Tiro dinamico sportivo

Nei primi mesi del 2009 anche presso la nostra struttura saranno disponibili due stand per praticare il "Tiro Dinamico Sportivo", sport che da qualche anno vede la Sardegna inserita nel Campionato Nazionale con ottimi risultati.
Per Cagliari ed il suo hinterland sarà l’unica struttura dove si potranno fare allenamenti, ricevere l’opportuna preparazione da parte d’ Istruttori qualificati ed esperti e disputare gare sociali.
Qui di seguito un po’ di storia sul Tiro Dinamico Sportivo:

 

Alla fine degli anni 50  a San Diego, in California, nasce  ciò che poi sarà ufficialmente il "Tiro Dinamico Sportivo".
Sino a quel periodo la pistola ed il fucile erano stati usati unicamente come attrezzi sportivi per il Tiro Accademico dove il tiratore sta fermo su una linea di tiro e spara a bersagli fissi posti a varie distanze. Per ciò che riguarda il fucile, inoltre, l’uso più conosciuto, oltre la caccia, è sempre stato il Tiro a Volo nei campi attrezzati con Fosse Olimpiche, percorsi di caccia,  ecc.

Col Tiro Dinamico Sportivo  il tiratore, per la prima volta,  lascia la posizione da fermo e si “muove velocemente” alla ricerca dei bersagli posti in un percorso molto particolare fatto di barriere con finestre da cui sparare, porte da aprire dietro le quali c’è il bersaglio, posizioni a terra da cui impegnare i bersagli e così via. Ovviamente è il tempo che la fa da padrone nel calcolo del punteggio.
Gli stessi bersagli differiscono da quelli tradizionali e sono rappresentati da rettangoli in ferro da 10/20 centimetri, piatti in ferro stabili od ottagoni di cartone fissi o che appaiono dopo aver colpito i ferri e bersagli in movimento su teleferiche o binari.

Le regole sono pochissime, undici sin dalla creazione di questo sport, mentre le norme relative alla sicurezza (maneggio ed uso delle armi) sono severissime, numerose e la loro sia pur parziale trasgressione è considerato motivo sufficiente  per la squalifica da ogni singola gara  o l’allontanamento a tempo determinato dal poligono di allenamento.

In Italia il Tiro Dinamico Sportivo viene ufficializzato nel 1986 con la nascita dell’Associazione Italiana Tiro Pratico Sportivo (AITPS). Nel 1996 diventa FITDS, Federazione Italiana Tiro Dinamico Sportivo, nome, questo, tutt’ora mantenuto.
In Sardegna il Tiro Dinamico Sportivo comincia ad essere praticato tra il 1997 ed il 1998 in vecchie cave lontane dalle città e dai paesi dove nascono le prime associazioni ufficialmente collegate alla Federazione nazionale (FITDS) ed inserite, quindi, nei calendari di gare, nei corsi nazionali per aggiornamenti tecnici, nella creazione di Istruttori ed Arbitri  locali.

Il primo campo ufficiale nasce ad Uri, vicino Sassari, subito seguito da quelli di Orroli, Dorgali, Isili, Sardara e, recentemente, Arzachena. Alcuni di questi sono costruiti in vecchie cave dismesse ed altri nelle vicinanze di Campi di Tiro al volo.

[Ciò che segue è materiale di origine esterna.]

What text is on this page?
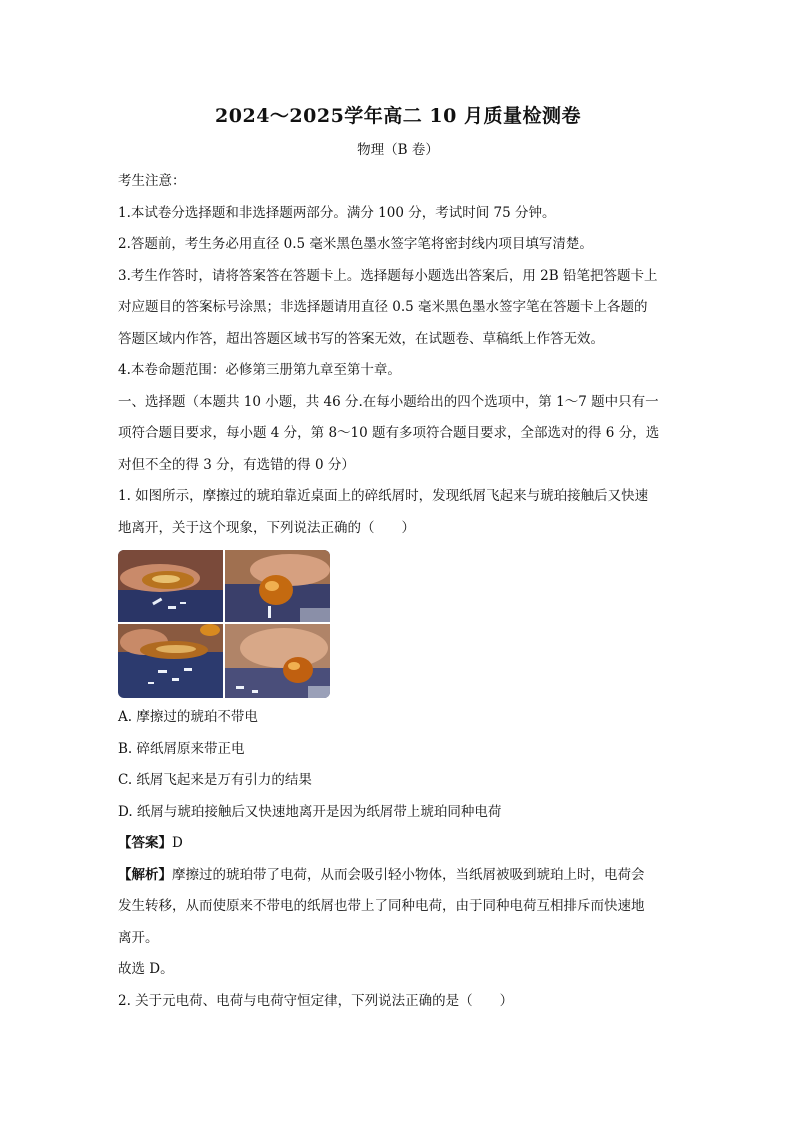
2024～2025学年高二 10 月质量检测卷

物理（B 卷）

考生注意：

1.本试卷分选择题和非选择题两部分。满分 100 分，考试时间 75 分钟。

2.答题前，考生务必用直径 0.5 毫米黑色墨水签字笔将密封线内项目填写清楚。

3.考生作答时，请将答案答在答题卡上。选择题每小题选出答案后，用 2B 铅笔把答题卡上

对应题目的答案标号涂黑；非选择题请用直径 0.5 毫米黑色墨水签字笔在答题卡上各题的

答题区域内作答，超出答题区域书写的答案无效，在试题卷、草稿纸上作答无效。

4.本卷命题范围：必修第三册第九章至第十章。

一、选择题（本题共 10 小题，共 46 分.在每小题给出的四个选项中，第 1～7 题中只有一

项符合题目要求，每小题 4 分，第 8～10 题有多项符合题目要求，全部选对的得 6 分，选

对但不全的得 3 分，有选错的得 0 分）

1. 如图所示，摩擦过的琥珀靠近桌面上的碎纸屑时，发现纸屑飞起来与琥珀接触后又快速

地离开，关于这个现象，下列说法正确的（　　）

A. 摩擦过的琥珀不带电

B. 碎纸屑原来带正电

C. 纸屑飞起来是万有引力的结果

D. 纸屑与琥珀接触后又快速地离开是因为纸屑带上琥珀同种电荷

【答案】D

【解析】摩擦过的琥珀带了电荷，从而会吸引轻小物体，当纸屑被吸到琥珀上时，电荷会

发生转移，从而使原来不带电的纸屑也带上了同种电荷，由于同种电荷互相排斥而快速地

离开。

故选 D。

2. 关于元电荷、电荷与电荷守恒定律，下列说法正确的是（　　）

Sono in allestimento campi di Tiro Dinamico Sportivo a Tempio Pausania ed a Burcei.
I tiratori sardi iscritti alla FITDS sono circa 600 (il solo club di Arzachena ha già ben 200 iscritti tutti praticanti) e tra questi numerose sono le donne che regolarmente si allenano e partecipano alle gare regionali e nazionali.

Le pistole ed i revolver utilizzati sono quelli classificati  o “comuni” o “sportivi” nel Catalogo Nazionale Armi e devono essere minimo calibro 9 o superiore (40, 45, 357 e così via); per il loro uso sono obbligatori occhiali e cuffie anti rumore.

E’ ovvio che per poter praticare il Tiro Dinamico Sportivo è necessario un regolare Porto d’Arma.
Per poter gareggiare nella Gare Ufficiali FITDS è necessario aver conseguito il “Livello Bronzo Millennium”, una specie di brevetto che certifica che il tiratore è stato istruito da un Istruttore Federale sulle norme di sicurezza previste dal Regolamento FITDS.